2014 Arctic Sea Ice Maximum has Passed

It isn’t official yet, but it will be soon. The maximum extent of Arctic sea ice passed in the last week or two. Take a look at these two figures. The first is the daily Arctic sea ice extent as plotted by the National Snow and Ice Data Center. The second is the surface temperature in the Arctic region and was obtained from the Polar Portal. We can see from the first plot that the amount of ice extent is decreasing. Fluctuations are normal and expected, but the second figure shows that the surface temperature of the ice along the fringes is above freezing, so no new ice will be forming.

Source: NSIDC
Source: Polar Portal

Unfortunately, it looks like bad news for the Arctic sea ice this year. There is a long melt season ahead of us, so nothing is for certain. However, we are starting off badly.

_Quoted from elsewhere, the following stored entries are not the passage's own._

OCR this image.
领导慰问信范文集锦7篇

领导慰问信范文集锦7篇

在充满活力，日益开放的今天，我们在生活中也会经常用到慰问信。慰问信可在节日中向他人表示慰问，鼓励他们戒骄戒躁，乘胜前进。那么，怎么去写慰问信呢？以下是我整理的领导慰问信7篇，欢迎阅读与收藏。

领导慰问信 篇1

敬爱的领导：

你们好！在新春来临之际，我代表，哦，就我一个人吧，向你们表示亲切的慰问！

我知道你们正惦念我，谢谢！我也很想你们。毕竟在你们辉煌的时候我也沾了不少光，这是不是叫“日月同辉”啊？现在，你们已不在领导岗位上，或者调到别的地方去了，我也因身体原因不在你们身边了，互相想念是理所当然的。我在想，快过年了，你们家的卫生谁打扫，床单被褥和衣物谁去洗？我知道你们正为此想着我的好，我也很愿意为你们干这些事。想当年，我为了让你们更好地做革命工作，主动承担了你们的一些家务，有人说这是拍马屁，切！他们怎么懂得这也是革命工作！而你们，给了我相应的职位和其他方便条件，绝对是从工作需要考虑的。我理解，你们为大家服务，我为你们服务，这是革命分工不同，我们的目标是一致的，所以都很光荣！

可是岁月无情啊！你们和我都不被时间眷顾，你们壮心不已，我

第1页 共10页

The level of sea ice this year is significantly below the 2012 level. This is important for two reasons. The summer of 2012 led to the lowest level of Arctic sea ice ever recorded, and this level was much lower than anything measured before. The second reason the 2014 levels are significant is because there was a large rebound of Arctic sea ice last year – a 60% rebound. Many people have been hoping this rebound would lead to increased levels of ice going into the future and slow down the climate change effects occurring in the Arctic region. However, even with the big 60% rebound, we see the extent levels for this year are starting out much lower than in recent years.

Hopefully, the melt rate will be slow this summer and we won’t see a recurrence of 2012, but I don’t feel good about the chances.